Astaghfirullahadzim. Astaghfirullahaldzim.
Bantulah hambamu ini, menjadi Ibu yang ikhlas, ibu yang tenang. Vibrasi seorang Ibu, menjadi 3x lipat ke anaknya. Ibu tenang, anak 3x lebih tenang.
Yang perlu saya lakukan sekarang adalah meminta tolong ke suami untuk melatih lagi si kakak, kali ini di jalan raya besar. Ya, Ical perlu latihan lagi. Perlu lebih banyak jam terbang bawa motor di jalanan yang lebih ramai.
Memang karakter bapak-bapak ya, kelihatannya tenang-tenang saja. Kadang gemes saya tuh. Ketika Ical sudah mulai bisa naik motor, suami cuma memonitor saja.

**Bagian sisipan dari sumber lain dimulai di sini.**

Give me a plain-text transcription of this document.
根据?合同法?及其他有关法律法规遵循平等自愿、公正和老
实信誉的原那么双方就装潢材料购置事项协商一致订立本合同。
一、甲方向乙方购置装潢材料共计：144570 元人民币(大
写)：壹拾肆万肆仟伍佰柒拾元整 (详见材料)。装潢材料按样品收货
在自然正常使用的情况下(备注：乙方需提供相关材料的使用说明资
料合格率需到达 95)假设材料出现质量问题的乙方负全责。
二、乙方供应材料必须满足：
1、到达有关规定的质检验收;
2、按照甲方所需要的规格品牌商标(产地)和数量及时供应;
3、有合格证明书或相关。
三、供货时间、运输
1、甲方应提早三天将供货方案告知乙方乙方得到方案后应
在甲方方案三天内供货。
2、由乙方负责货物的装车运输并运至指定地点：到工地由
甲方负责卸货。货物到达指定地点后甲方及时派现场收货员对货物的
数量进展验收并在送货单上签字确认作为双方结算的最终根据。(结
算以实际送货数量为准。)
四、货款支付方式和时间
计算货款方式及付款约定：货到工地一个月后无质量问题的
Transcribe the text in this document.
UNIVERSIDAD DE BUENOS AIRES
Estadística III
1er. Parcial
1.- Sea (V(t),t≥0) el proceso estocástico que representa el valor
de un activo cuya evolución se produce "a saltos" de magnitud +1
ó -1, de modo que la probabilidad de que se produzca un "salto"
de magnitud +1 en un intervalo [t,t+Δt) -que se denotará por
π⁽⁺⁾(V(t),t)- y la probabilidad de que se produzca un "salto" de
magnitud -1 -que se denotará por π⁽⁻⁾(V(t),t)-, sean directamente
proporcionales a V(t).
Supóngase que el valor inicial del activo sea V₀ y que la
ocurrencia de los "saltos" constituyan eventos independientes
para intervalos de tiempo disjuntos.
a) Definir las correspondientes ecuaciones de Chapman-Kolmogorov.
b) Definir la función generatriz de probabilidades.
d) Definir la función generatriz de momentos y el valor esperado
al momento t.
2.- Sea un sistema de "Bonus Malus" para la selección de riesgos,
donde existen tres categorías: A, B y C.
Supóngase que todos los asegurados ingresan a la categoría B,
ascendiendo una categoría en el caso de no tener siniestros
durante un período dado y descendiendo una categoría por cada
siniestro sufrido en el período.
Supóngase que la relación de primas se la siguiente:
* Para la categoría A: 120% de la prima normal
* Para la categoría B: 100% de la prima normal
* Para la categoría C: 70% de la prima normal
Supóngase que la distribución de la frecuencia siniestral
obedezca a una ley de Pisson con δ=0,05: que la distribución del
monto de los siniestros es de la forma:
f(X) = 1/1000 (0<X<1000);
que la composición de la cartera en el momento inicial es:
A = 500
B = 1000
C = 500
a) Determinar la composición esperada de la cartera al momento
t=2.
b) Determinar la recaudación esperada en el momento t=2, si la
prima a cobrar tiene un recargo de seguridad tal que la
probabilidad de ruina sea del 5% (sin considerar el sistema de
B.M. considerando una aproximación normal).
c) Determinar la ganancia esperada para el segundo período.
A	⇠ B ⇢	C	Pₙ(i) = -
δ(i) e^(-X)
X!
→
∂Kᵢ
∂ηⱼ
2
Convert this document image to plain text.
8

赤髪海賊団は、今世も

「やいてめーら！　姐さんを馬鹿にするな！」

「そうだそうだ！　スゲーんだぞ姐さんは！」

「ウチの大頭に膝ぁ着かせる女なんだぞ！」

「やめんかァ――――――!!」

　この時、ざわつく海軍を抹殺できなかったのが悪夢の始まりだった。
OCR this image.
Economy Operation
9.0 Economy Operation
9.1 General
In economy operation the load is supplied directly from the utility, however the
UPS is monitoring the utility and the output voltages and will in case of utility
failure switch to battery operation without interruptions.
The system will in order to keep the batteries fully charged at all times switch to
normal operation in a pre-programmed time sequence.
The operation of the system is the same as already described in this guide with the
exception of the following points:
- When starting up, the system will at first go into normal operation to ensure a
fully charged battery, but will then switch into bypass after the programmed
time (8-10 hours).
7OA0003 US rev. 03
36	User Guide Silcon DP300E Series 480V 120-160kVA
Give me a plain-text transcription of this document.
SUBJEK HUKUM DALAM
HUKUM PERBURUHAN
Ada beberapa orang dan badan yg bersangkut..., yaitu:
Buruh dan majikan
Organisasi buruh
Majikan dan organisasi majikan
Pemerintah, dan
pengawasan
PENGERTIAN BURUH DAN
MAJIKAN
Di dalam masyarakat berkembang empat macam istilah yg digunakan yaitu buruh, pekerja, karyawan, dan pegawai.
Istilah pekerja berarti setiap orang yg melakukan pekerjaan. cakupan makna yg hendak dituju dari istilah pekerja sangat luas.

Padahal maksud saya, latihlah ke jalan-jalan besar. Apalagi motor pertama Ical ini motor yang ukurannya besar.
Heiii heiiii Na! Istighfar!
Astaghfirullahaladzim. Ya Allah, angkat kecemasanku ini. Lindungilah anak-anakku dari segala marabahaya, berilah keselamatan dimanapun mereka berada.
Hanya dengan dzikir dan doa, seorang Ibu lebih tenang, lebih ikhlas, lebih pasrah.